Воронков бежал, прихрамывая, судорожно разевая рот, и выкрикивал свое: ура, за Родину, за Сталина! Пот застилал глаза, сердце колотилось у глотки, колени подгибались, но он не отставал от комбата, который легкими скачками бежал впереди цепи. Раз комбат с ними, мелькнуло у Воронкова, значит, возьмем траншею. Не можем не взять. Вышибем немцев и погоним к третьей траншее. Не можем не вышибить и не погнать. Ура!
То ли пот заливал, то ли солнце слепило, то ли дым стлался, окутывая, но зрение временами ненадолго меркло, и Воронков боялся: собьется с направления, не туда побежит. А ему надо вместе с комбатом, ко второй траншее. Где-то рвались снаряды, мины и гранаты, где-то взрезали горячий дневной воздух пули, однако казалось: не здесь — в стороне, далеко. Вперед, лейтенант Воронков, вперед, его бессмертная девятая рота, от которой осталось так немного…
В грудь толкнуло, как ударило, и, отброшенный встречной силой, Воронков упал на бок. Подумал: что со мной? — и потерял сознание.
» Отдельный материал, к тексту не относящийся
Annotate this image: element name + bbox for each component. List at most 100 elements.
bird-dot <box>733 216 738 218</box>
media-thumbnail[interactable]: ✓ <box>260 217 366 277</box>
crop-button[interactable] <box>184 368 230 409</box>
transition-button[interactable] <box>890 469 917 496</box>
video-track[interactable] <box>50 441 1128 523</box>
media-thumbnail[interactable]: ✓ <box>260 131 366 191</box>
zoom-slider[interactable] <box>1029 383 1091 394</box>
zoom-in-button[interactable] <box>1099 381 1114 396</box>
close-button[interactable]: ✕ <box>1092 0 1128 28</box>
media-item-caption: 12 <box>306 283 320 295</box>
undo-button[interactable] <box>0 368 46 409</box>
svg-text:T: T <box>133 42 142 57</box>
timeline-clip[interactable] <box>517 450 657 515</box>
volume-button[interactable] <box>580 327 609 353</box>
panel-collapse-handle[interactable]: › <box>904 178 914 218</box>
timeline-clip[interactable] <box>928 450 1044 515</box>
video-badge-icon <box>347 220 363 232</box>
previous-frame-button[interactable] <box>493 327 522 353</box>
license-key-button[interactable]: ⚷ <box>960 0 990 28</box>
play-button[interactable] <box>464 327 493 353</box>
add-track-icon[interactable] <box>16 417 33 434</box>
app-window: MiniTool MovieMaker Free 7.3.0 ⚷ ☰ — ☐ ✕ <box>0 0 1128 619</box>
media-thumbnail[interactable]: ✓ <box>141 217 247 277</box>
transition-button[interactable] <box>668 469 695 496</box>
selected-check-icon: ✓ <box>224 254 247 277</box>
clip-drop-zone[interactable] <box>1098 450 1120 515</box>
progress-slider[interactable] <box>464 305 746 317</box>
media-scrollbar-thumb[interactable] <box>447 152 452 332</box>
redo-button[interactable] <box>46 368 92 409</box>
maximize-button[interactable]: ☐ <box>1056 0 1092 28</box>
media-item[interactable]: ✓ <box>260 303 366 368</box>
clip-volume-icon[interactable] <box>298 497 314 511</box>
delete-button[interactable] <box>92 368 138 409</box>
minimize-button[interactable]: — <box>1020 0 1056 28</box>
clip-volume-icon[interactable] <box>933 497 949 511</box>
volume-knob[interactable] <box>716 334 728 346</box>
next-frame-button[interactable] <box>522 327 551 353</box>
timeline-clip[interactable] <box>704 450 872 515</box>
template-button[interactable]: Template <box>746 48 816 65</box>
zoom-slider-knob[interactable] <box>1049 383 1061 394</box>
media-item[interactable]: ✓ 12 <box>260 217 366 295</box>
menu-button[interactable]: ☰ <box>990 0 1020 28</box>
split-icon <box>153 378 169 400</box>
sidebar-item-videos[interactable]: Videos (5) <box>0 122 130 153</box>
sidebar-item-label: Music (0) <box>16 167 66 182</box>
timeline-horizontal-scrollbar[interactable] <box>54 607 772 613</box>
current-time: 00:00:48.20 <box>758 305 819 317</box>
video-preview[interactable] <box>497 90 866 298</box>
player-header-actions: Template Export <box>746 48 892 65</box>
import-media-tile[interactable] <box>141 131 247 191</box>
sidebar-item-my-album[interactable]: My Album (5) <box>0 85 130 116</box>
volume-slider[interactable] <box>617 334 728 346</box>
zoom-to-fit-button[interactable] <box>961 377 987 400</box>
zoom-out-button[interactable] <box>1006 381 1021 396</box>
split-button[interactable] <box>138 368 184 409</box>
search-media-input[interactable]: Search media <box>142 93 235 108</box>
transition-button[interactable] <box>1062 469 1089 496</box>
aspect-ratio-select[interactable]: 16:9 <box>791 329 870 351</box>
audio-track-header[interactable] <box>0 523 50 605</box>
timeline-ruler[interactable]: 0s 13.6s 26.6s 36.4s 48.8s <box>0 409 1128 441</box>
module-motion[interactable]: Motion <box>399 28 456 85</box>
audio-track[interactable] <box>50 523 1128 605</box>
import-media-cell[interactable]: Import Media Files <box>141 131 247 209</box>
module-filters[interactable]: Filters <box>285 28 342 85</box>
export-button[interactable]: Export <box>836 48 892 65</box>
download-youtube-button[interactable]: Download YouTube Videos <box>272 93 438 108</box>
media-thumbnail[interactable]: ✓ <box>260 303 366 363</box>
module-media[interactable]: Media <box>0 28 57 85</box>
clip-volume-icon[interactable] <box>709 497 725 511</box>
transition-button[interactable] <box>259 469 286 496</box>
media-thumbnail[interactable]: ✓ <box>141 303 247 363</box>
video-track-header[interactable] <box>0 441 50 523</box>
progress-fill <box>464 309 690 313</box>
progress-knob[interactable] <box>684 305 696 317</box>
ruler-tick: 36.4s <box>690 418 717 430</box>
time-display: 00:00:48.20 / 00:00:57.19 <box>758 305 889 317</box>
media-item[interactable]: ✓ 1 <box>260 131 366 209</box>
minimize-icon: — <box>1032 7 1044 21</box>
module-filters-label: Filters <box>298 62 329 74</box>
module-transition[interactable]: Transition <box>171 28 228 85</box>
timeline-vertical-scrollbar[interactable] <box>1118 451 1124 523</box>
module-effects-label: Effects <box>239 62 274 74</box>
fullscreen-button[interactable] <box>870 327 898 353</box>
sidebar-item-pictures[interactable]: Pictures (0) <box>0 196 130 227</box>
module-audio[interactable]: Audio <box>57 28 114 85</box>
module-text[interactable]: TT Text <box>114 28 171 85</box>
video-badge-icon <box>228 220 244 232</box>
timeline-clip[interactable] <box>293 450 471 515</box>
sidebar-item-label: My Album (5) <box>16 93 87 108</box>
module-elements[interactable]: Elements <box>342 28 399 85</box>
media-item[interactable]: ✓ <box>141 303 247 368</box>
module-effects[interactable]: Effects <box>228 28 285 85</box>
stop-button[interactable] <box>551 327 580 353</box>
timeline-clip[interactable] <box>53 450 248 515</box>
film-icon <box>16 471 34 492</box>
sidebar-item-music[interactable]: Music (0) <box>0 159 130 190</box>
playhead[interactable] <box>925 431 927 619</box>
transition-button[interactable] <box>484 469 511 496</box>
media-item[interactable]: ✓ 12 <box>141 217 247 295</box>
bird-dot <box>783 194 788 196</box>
Очнулся, не понимая, где он, и что с ним, и он ли это. В глазах темно, бежит в дыму? Грудь разламывало болью — ранен, что ли? И он не бежит, а лежит. И тогда Воронков жалобно, по-щенячьи застонал.
Над ним наклонились. Из наплывавшего тумана проступили лица, но он не узнал их. Как сквозь тампон индпакета пробивались голоса — он не узнавал и голосов. Где я, что со мной, где рота, где комбат, взяли высоту? Мысли промелькнули, не оставив следа, и он опять потерял сознание.
Теперь оно воротилось к нему немеркнущее, он и видел и слышал. Но до этого был рваный сон или примерещилось: Воронковых домашняя собачка, мамина любимица, кудлатая, с черной челкой, закрывающей глаз, как у Гитлера, собачка что-то пролаяла, а потом примерещился сам Гитлер — с черной челкой, падавшей на глаз, и Гитлер что-то пролаял на своем немецком. И все это исчезло, Воронков ощутил себя — грудь в бинтах, в крови, тошнит от боли и слабости. Узнал: рядом Разуваев, Тулегенов, комбат, Света Лядова, переговариваются — да, да, это их голоса.